At harvest time other farmers would come in to help us. They would help because it was no one there but my great-grandmother's husband, Mr. John Ed, and my Uncle Robert, and Louie Johnson who was my great-granddaddy's grandson. And other farmers would come, very generous with their help.  There was not "Well, maybe I'll come," or "I got something else to do."  In harvest time they would come and help each other go from farm to farm. And it wasn't any money involved or anything like that; it was just your manual labor and "thank you." And the only thing that we did was--we were expected to feed them dinner (as we call it, lunch). In the evening, they went home.

And while I'm on this route I might as well stay. My great grandmother, Lettie Ann, she had a stroke and it was during harvest time. It was the first day of harvest that the men were to come to our farm.  And the men had to be in the field by seven o'clock. I don't care what was going on, they had to be in the field by seven o'clock.

(Great-granddaddy would get up in the morning and make the fire, he had brought the coal and stuff in at night. Get up around 5 o'clock and make the fire in the coal-wood stove. We didn't have one of these stoves where part of it is gas and the other part is wood or coal, the whole thing was a wood stove.) So Granny had a stroke.  Well the men got to be in the field at seven o'clock.  "What we gonna do?  Well here's Louella; she can do something."  Well, carry Granny downstairs and set her in a chair.
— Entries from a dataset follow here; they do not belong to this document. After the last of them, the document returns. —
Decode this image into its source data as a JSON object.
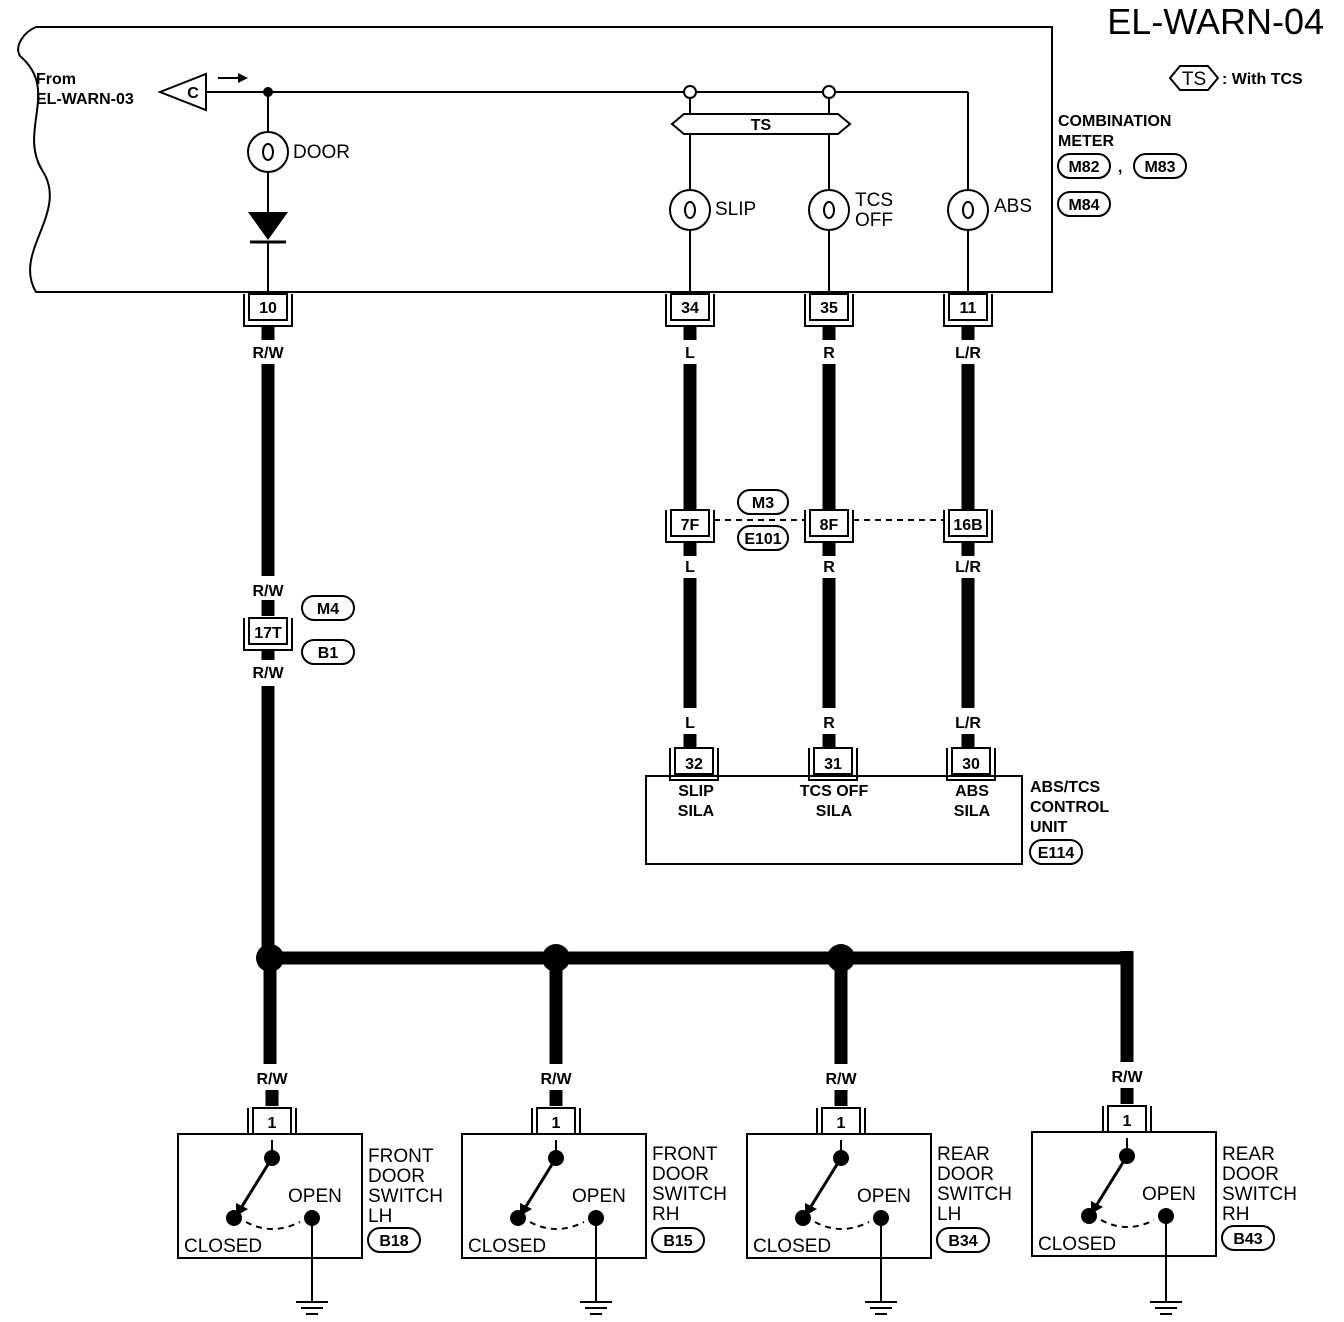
{
  "title": "EL-WARN-04",
  "legend": {
    "tag": "TS",
    "text": ": With TCS"
  },
  "from_ref": {
    "line1": "From",
    "line2": "EL-WARN-03",
    "connector": "C"
  },
  "meter": {
    "label_line1": "COMBINATION",
    "label_line2": "METER",
    "connectors": [
      "M82",
      "M83",
      "M84"
    ],
    "separator": ",",
    "ts_tag": "TS",
    "lamps": {
      "door": "DOOR",
      "slip": "SLIP",
      "tcs_line1": "TCS",
      "tcs_line2": "OFF",
      "abs": "ABS"
    },
    "pins": [
      "10",
      "34",
      "35",
      "11"
    ]
  },
  "wires": {
    "door_top": "R/W",
    "slip_top": "L",
    "tcs_top": "R",
    "abs_top": "L/R",
    "door_mid_above": "R/W",
    "door_mid_below": "R/W",
    "slip_mid_below": "L",
    "tcs_mid_below": "R",
    "abs_mid_below": "L/R",
    "slip_bottom": "L",
    "tcs_bottom": "R",
    "abs_bottom": "L/R",
    "switch_wires": [
      "R/W",
      "R/W",
      "R/W",
      "R/W"
    ]
  },
  "joint_connectors": {
    "door": {
      "pin": "17T",
      "codes": [
        "M4",
        "B1"
      ]
    },
    "abs_tcs": {
      "pins": [
        "7F",
        "8F",
        "16B"
      ],
      "codes": [
        "M3",
        "E101"
      ]
    }
  },
  "control_unit": {
    "pins": [
      "32",
      "31",
      "30"
    ],
    "terminals": [
      {
        "line1": "SLIP",
        "line2": "SILA"
      },
      {
        "line1": "TCS OFF",
        "line2": "SILA"
      },
      {
        "line1": "ABS",
        "line2": "SILA"
      }
    ],
    "label_line1": "ABS/TCS",
    "label_line2": "CONTROL",
    "label_line3": "UNIT",
    "connector": "E114"
  },
  "door_switches": [
    {
      "pin": "1",
      "open": "OPEN",
      "closed": "CLOSED",
      "name": [
        "FRONT",
        "DOOR",
        "SWITCH",
        "LH"
      ],
      "connector": "B18"
    },
    {
      "pin": "1",
      "open": "OPEN",
      "closed": "CLOSED",
      "name": [
        "FRONT",
        "DOOR",
        "SWITCH",
        "RH"
      ],
      "connector": "B15"
    },
    {
      "pin": "1",
      "open": "OPEN",
      "closed": "CLOSED",
      "name": [
        "REAR",
        "DOOR",
        "SWITCH",
        "LH"
      ],
      "connector": "B34"
    },
    {
      "pin": "1",
      "open": "OPEN",
      "closed": "CLOSED",
      "name": [
        "REAR",
        "DOOR",
        "SWITCH",
        "RH"
      ],
      "connector": "B43"
    }
  ]
}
I was ordered to get my clothes on and get downstairs.  Now I'm just a little thing, about seven or so. And do you know that I cooked lunch for those men under Granny's direction! Because my aunt and my cousin they lived in Roanoke and we didn't have a telephone.  Granddaddy had to go to the lady who owned the farm, Mrs. Nyningham, to call into Roanoke to tell my Aunt Mary and my cousin Thelma and Aunt Oscie to come out there because Granny had had a stroke and the men they were there in the field, and the men had to have their dinner.  At twelve o'clock, not twelve thirty, not fifteen after twelve, but twelve o'clock.  OK, when they got there, round eleven-thirty, dinner was done. All I had to do, where I had set the table, all I had to do was go out in the woods and get a branch off of a tree to fan the flies with, cause we didn't have fans and things.  So I stood, just stood at the end of the table and I'd fan the flies while the men ate.  You ever heard of anything like that?  Oh it's something.... 

You'd hang the clothes on the fence, because you did not have clothes lines.  Now Mrs. Nyningham, who the farm belonged to, she had all these luxuries. She had cars, and, you know, just everything that you would need, but we didn't, because we were sharecroppers and we lived the life of a sharecropper.

My granny canned, otherwise we wouldn't have had anything to eat.  She could can chicken, sausage, all of that stuff and put it under the steps.  Hundreds of cans, and she knew exactly where everything was.  She'd get the lantern and she'd take that and go in that closet and get whatever she wanted. Had big old barrels, wooden barrels, full of flour, corn meal, sugar, and all that stuff and you got that when you went to the mill. They would divide up between the farm owner, the lady who owned the farm, Mrs. Nyningham, and Grand-daddy.  They'd divide whatever percentage it was supposed to get, and everybody was happy. Me, I was too tired to be happy.